The trip along Prince of Orange road in a car or bicycle presents breath-taking panoramas of surrounding nature and cosy settlements in mountain valleys, as if they are painted on wonderful landscapes by the hand of a genious artist. The road will give you lots of unforgettable impressions.
There are several other fairy-tale towns, known as the most beautiful in France, one should certainly visit them. One of them is the town of Roussillon in Lubéron valley, which has abundant deposites of yellow earth, due to which the soil, mountains and houses here are of a wonderful red-orange colour of most unbelievable shades. Previously there were quarries here, which gave dust used as wall-paint. Today it’s the territory of a protected park. The bright and uplifting colours of the town raise the spirits, and the surrounding world is seen as if through pink glasses, it looks magic like a fairy-tale.
Travellers are also impressed by the town of Gordes with its medival streets and water-mills; and today visitors are attracted by lots of cultural events (the best-known is a theatre-jazz festival «Summer Nights»). Another attraction is Notre Dame de Sénanque Abbey (12th century) 4 km away, surrounded by vast lavender fields and vineyards. Everything here is full of fabulous aroma and pleases the eye with its lilac endlessness, it brings the sensation of being out of time or in a fairy-tale.A small town of Lacosta (no association with a famous trademark!) has an original image too.It is famous for its ancient castle (early 12th century), which in 1723 was given as a wedding present to sinister Marquis de Sade, the author of the novel «120 Sodom Days». The novel was written in the prison of Bastille, where the author was put for poisoning four maidens. But here is a new trick of history: in 2001 the house was bought and restored by a well-known French couturier Pierre Cardin.
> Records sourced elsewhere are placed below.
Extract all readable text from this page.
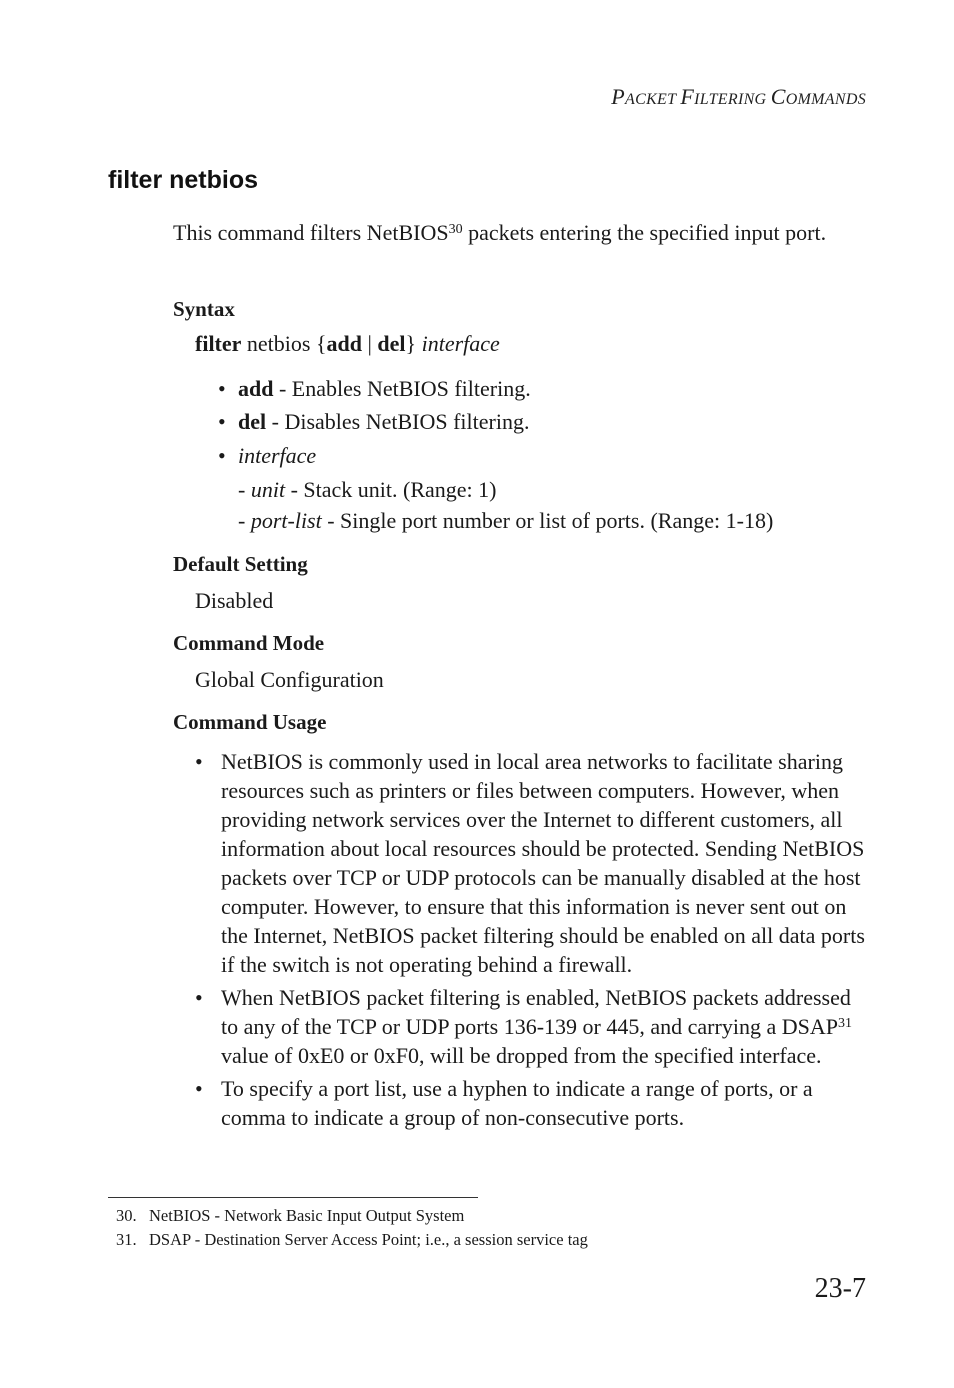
PACKET FILTERING COMMANDS
filter netbios
This command filters NetBIOS$^{30}$ packets entering the specified input port.
Syntax
filter netbios {add | del} interface
• add - Enables NetBIOS filtering.
• del - Disables NetBIOS filtering.
• interface
- unit - Stack unit. (Range: 1)
- port-list - Single port number or list of ports. (Range: 1-18)
Default Setting
Disabled
Command Mode
Global Configuration
Command Usage
• NetBIOS is commonly used in local area networks to facilitate sharing resources such as printers or files between computers. However, when providing network services over the Internet to different customers, all information about local resources should be protected. Sending NetBIOS packets over TCP or UDP protocols can be manually disabled at the host computer. However, to ensure that this information is never sent out on the Internet, NetBIOS packet filtering should be enabled on all data ports if the switch is not operating behind a firewall.
• When NetBIOS packet filtering is enabled, NetBIOS packets addressed to any of the TCP or UDP ports 136-139 or 445, and carrying a DSAP$^{31}$ value of 0xE0 or 0xF0, will be dropped from the specified interface.
• To specify a port list, use a hyphen to indicate a range of ports, or a comma to indicate a group of non-consecutive ports.
30. NetBIOS - Network Basic Input Output System
31. DSAP - Destination Server Access Point; i.e., a session service tag
23-7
Vaucluse grants tourists a lot of opportunities. These are traditional walking tours on numerous routes to satisfy any taste all the year round, horse racing and mountaineering, Lake Vaucluse plunging, speleology, cultural tours in historical places, visits to vineyards and wineries with tasting of famous local wines, various ethnographic holidays, music and theatre festivals and a lot of other things. Any visitor of Vaucluse will surely find the occupation to his heart and liking.
And before going home, be sure to take along some charming curio, be it lavender honey or a bunch of Provence herbs, a piece of local-made soap or excellent local nougat, a bottle of vintage French wine or some exquisite antique thing.
Looking at them at home, you will surely remember heavenly landscapes of Vaucluse with its wonderful nature, beautiful cities and towns, hospitable original people, who can preserve what the Nature had given them, appreciate their history and readily share their heritage with everybody who comes on a visit.
You will remember this and wish to return there again.